Schaffer collateral and perforant path inputs activate different subtypes of NMDA receptors on the same CA1 pyramidal cell

Abstract

The two major inputs to CA1 pyramidal neurons, the perforant pathway (PP) that terminates on distal dendrites and the Schaffer collaterals (SCH) that terminate on proximal dendrites, activate both AMPA and N-methyl-D-aspartate (NMDA) receptors.
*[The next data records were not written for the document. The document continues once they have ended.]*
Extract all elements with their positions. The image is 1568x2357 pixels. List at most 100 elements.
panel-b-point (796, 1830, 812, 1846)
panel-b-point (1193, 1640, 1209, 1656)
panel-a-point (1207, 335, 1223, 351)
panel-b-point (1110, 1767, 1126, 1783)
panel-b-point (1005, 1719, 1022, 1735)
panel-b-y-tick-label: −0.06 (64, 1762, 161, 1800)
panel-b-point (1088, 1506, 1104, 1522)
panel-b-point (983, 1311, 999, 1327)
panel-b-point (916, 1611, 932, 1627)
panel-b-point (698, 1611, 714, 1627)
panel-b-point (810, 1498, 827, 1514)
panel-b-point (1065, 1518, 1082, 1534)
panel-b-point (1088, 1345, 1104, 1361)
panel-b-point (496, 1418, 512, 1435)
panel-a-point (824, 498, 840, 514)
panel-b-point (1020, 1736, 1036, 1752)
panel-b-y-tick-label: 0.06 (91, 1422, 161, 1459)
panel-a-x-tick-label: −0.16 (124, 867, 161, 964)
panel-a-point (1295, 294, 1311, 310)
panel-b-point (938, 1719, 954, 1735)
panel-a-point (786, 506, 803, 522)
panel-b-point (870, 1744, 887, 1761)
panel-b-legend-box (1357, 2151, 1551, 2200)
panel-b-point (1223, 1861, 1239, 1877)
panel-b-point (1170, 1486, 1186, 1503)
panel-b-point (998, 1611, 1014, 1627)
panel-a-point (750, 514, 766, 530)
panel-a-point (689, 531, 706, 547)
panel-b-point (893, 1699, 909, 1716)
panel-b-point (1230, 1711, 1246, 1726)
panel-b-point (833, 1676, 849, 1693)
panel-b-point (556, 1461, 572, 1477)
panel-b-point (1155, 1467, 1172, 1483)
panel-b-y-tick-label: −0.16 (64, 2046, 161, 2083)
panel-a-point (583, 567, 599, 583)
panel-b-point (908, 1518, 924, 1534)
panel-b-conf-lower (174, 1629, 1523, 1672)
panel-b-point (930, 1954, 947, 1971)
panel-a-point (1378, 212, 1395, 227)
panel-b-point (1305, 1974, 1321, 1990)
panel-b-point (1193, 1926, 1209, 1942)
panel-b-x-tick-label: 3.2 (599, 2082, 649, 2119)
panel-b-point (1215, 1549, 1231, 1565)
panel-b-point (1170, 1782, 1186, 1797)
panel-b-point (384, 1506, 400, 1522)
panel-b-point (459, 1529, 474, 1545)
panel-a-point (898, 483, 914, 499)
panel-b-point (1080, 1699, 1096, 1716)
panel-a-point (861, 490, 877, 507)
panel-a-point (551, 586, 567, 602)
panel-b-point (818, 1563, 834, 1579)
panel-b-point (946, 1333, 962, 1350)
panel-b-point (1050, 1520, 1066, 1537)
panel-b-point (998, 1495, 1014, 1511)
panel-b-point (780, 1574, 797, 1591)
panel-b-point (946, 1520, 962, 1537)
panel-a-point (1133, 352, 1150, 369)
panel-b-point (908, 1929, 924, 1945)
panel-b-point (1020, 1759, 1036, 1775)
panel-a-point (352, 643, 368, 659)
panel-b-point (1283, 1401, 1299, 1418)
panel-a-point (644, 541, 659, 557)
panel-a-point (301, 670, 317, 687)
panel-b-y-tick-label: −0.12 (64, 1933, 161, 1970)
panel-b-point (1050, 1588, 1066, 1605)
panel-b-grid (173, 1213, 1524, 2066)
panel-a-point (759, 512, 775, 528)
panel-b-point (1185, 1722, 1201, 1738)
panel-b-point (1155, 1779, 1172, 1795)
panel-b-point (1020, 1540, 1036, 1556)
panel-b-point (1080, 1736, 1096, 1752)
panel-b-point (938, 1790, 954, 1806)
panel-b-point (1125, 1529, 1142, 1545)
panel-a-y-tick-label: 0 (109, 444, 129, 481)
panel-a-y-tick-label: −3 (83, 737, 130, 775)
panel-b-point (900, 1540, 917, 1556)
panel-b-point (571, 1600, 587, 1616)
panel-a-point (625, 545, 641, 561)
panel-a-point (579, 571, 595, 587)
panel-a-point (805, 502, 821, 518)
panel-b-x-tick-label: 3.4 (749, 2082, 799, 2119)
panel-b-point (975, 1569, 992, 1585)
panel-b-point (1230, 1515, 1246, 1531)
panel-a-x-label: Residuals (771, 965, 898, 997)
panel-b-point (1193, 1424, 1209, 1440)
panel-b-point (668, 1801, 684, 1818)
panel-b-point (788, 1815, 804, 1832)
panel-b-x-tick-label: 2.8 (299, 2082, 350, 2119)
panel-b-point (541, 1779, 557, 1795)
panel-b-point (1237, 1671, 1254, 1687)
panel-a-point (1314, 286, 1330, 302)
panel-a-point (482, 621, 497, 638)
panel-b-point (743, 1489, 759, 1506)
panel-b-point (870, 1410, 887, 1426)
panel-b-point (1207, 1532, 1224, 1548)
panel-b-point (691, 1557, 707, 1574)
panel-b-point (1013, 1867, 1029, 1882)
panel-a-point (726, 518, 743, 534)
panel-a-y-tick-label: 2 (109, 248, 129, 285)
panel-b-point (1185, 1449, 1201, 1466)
In an in vitro slice preparation, the pharmacologically isolated NMDA receptor-mediated excitatory postsynaptic currents (EPSCs) (NMDA-EPSCs) of either pathway can be selectively activated onto a single CA1 pyramidal neuron. Analysis of the decay phase of PP and SCH NMDA-EPSCs revealed no significant difference in their time constants, suggesting no apparent different distribution in NR2-subunit composition in the NMDA receptors (NMDAR) activated by the two synaptic inputs. However, application of the NR2B-selective antagonist, ifenprodil, differently affected the NMDA-EPSCs activated by the PP and SCH inputs. The reduction of the PP responses was only 30% compared to 75% for the SCH responses. In addition, for both pathways, the ifenprodil-insensitive component of the NMDA-EPSCs had significantly more rapid decay kinetics than those prior to application of ifenprodil. Our results show a greater NR2B subunit contribution to the NMDA component of the SCH EPSC, compared to the NMDA component of the PP EPSC and that in single CA1 pyramidal neurons NMDA composition is anatomically specific to the afferent input.

Figure 1

Isolation of NMDA receptor-mediated EPSCs. NMDA-EPSCs are recorded in a single CA1 pyramidal neuron in response to stimulations of the PP (left) and SCH (right) inputs. Recordings in normal ACSF (control) show that both PP and SCH activations evoke in the CA1 neuron a fast AMPA receptor-mediated EPSC followed by a GABA_B receptor-mediated IPSC (asterisks). To obtain isolated NMDA-EPSCs, recordings are performed at V_h=−60 mV, in ACSF (low Mg²⁺), bicuculline methiodide (20 μM), CGP55845 (100 nM) and NBQX (12 μM). The NMDA-EPSCs are completely blocked by the application of DL-APV (100 μM).

Figure 2

Ifenprodil effects on NMDA-EPSC evoked charge and decay kinetics. (a) Example of ifenprodil effects on NMDA-EPSCs recorded in a single CA1 pyramidal neuron evoked by PP (left) and SCH (right) stimulations. In this neuron ifenprodil (10 μM) reduces the PP NMDA-EPSC charge by 35% (control 12.15 pA × ms; ifenprodil 7.38 pA × ms) and the SCH NMDA-EPSC charge by 77% (control 11.31 pA × ms; ifenprodil 2.56 pA × ms). (b) Averaged data from ifenprodil-mediated inhibition of the NMDA-EPSC charge. Ifenprodil reduces the PP NMDA-EPSC charge by 29.6 ± 4.4% and SCH NMDA-EPSC charge by 75.1 ± 4.07% (P <0.01, paired t-test; n = 10). Errors bars represent the s.e.m. (c) Ifenprodil effect on the kinetics of NMDA-EPSC decay phase. The ifenprodil-insensitive component of the NMDA-EPSCs activated by either PP and SCH pathways have more rapid decay kinetics compared to the corresponding NMDA-EPSCs measured in control. The traces are the result of averaging peak-aligned, normalized NMDA-EPSCs recorded in five neurons. The decay phase is best fit with a single exponential equation which is shown superimposed on the average NMDA-EPSC. Correlation coefficients (R) for PP were: 0.9805 (control) and 0.9852 (ifenprodil); and for SCH: 0.9771 (control) and 0.9659 (ifenprodil).

Figure 3

Time course of the effect of ifenprodil on NMDA-EPSC charge. Average responses of four CA1 pyramidal neurons to the application of ifenprodil (10 μM) and DL-APV (100 μM) on NMDA-EPSCs evoked by stimulation of both PP (empty dots) and SCH (filled dots). The percentage of NMDA-EPSC charge is calculated by taking the mean NMDA-EPSC charge during the first 5 min (control) as 100%.